Trotz guter Laune wollte er auch nach dem Triple aber nicht – wie tags zuvor in Aussicht gestellt – seine Zukunftsplanung verraten. Er kostet seine Bayern-Amtszeit bis zum letzten Moment aus, will erst am Dienstag bei einer Pressekonferenz in München mehr über die Zukunft sagen. Verdientes Pensionärsdasein auf dem heimischen Bauernhof – oder überrascht er doch noch?

„Ich würde ihm raten, nach diesem gigantischen Erfolg keinesfalls weiter eine Vereinsmannschaft zu trainieren. Mehr kann er nicht erreichen, als er es jetzt beim FC Bayern getan hat“, erklärte Sky-Experte Beckenbauer. „Vielleicht, wenn er noch Lust hat, eine Nationalmannschaft zu trainieren oder ins Management zu gehen, eine Funktion als Sportdirektor, wenn er dabei bleiben will – das würde ich ihm raten.“ Ribéry traut es Heynckes wie viele zu. „Ich glaube, er hat noch Power“, sagte der Franzose am Sonntag am Rathaus.

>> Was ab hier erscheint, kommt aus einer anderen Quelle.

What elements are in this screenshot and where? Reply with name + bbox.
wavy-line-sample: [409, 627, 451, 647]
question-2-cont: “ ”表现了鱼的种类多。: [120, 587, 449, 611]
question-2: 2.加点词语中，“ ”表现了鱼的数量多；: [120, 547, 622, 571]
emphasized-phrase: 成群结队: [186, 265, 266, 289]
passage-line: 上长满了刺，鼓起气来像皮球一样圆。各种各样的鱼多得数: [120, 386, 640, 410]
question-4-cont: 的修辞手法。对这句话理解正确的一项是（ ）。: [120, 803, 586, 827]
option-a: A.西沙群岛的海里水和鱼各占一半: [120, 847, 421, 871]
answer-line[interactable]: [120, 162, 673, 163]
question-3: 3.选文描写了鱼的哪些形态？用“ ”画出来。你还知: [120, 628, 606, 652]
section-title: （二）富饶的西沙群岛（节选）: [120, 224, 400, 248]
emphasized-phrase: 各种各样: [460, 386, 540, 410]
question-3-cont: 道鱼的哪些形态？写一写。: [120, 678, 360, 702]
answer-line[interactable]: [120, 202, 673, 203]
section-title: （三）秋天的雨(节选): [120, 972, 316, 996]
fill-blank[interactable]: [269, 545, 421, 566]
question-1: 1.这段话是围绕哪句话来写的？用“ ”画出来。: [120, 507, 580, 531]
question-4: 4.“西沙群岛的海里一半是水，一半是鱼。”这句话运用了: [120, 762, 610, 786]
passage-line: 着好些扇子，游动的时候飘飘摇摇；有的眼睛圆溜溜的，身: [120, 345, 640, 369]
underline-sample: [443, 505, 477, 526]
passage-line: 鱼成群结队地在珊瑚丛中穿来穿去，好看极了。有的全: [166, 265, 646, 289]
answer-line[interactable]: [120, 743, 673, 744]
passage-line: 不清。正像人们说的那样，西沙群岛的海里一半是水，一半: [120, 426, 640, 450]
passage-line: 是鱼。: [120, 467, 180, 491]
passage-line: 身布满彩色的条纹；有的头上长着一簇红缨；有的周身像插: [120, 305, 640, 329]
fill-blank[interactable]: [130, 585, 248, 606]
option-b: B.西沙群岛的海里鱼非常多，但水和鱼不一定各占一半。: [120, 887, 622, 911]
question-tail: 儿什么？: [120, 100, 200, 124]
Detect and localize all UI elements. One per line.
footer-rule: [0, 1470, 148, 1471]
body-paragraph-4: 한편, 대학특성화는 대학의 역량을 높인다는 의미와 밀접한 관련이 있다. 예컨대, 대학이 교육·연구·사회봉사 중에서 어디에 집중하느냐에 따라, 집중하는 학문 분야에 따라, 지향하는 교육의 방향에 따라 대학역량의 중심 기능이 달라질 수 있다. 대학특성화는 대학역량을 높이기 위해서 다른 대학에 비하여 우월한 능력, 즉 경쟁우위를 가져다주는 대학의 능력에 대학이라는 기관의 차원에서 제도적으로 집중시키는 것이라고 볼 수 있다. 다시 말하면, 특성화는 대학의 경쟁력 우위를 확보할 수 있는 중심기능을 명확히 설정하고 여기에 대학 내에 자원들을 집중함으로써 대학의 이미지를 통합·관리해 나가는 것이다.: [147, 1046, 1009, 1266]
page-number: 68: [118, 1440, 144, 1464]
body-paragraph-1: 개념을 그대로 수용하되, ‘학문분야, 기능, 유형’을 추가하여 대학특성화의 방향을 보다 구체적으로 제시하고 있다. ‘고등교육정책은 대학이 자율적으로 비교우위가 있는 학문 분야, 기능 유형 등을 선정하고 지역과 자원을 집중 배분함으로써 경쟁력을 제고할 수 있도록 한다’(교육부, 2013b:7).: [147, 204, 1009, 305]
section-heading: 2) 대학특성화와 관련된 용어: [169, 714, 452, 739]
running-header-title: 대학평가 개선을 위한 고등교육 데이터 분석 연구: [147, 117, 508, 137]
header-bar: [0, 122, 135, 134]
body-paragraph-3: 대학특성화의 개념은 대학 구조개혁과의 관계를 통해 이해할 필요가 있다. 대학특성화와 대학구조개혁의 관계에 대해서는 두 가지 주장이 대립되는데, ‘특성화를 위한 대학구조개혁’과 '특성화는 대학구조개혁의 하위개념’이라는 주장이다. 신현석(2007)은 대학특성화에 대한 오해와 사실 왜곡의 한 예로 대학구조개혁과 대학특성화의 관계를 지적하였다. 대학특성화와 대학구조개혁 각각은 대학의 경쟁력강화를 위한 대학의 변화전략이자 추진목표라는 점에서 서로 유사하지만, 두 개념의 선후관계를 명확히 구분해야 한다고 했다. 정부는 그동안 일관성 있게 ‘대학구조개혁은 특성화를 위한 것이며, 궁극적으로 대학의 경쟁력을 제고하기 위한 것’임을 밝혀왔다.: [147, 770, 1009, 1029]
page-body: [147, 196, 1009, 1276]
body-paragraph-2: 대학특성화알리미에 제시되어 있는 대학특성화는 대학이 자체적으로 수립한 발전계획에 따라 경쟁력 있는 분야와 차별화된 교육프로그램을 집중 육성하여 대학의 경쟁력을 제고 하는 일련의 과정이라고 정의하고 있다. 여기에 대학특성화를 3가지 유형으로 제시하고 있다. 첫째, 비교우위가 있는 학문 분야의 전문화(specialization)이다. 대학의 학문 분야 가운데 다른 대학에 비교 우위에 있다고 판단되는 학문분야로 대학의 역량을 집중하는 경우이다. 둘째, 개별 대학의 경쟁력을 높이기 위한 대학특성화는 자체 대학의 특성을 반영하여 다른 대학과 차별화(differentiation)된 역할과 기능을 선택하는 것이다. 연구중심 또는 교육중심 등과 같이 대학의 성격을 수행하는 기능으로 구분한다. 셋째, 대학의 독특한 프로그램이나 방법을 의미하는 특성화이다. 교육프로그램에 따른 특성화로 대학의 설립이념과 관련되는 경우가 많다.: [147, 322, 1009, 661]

Zum FC Bayern jedenfalls kann er zurückkommen, wann immer er will. „Was immer du vorhast: In der Zukunft werden wir für dich immer die Tür aufhalten, wir werden für dich immer ein Club sein, der sich erinnert, nicht nur wegen der Erfolge, sondern wegen einer Menschlichkeit“, pries Rummenigge einen weiteren großen Verdienst der Mannschaft. „Was er uns beschert hat, kann man gar nicht mit Gold aufwiegen. Er geht als großer Freund.“

Auch Präsident Uli Hoeneß würdigte den langjährigen Weggefährten, der nach fast 35 Jahren als Coach die Laufbahn krönte. „Er war immer ein toller Trainer, ein toller Mensch – aber jetzt ist er ein Feldherr geworden.“

Zweimal gewann Heynckes als Coach die Champions League, holte in der Laufbahn jede Menge weitere Titel – nur der DFB-Pokalsieg als Trainer fehlte ihm bis zum Samstagabend. Und das konnte er nach Gewinn der Meisterschaft und Triumph in der Königsklasse umso mehr genießen. Anders als bei seinem Bundesliga-Abschied vor zwei Wochen vergoss er keine Tränen. „Er hat ja seine Gefühle fantastisch im Griff“, bemerkte Emotionsmensch Matthias Sammer. Ob Heynckes das auch am Dienstag beim Abschied gelingt?

Heynckes: Ein Bayern-Profi muss Weltfußballer werden

Für Heynckes steht indes fest: Ein Profi des Triple-Siegers wird Lionel Messi ablösen und der kommende Weltfußballer. „Ich gehe davon aus, dass das unter vier Spielern ausgemacht wird: Das sind für mich die zwei Kapitäne Philipp Lahm und Bastian Schweinsteiger, dann Franck Ribéry und Thomas Müller. Das sind die vier Kandidaten für mich, die das in diesem Jahr abräumen müssen“, sagte der 68-Jährige nach dem 3:2 der Bayern im DFB-Pokalfinale gegen den VfB Stuttgart über die Wahl zum besten Kicker des Planeten.

Das Quartett komme auch für die Wahl zum Fußballer des Jahres in Deutschland und Europa infrage, meinte er. In den vergangenen vier Jahren hatte der Argentinier Messi vom FC Barcelona den Ballon d'or abgeräumt.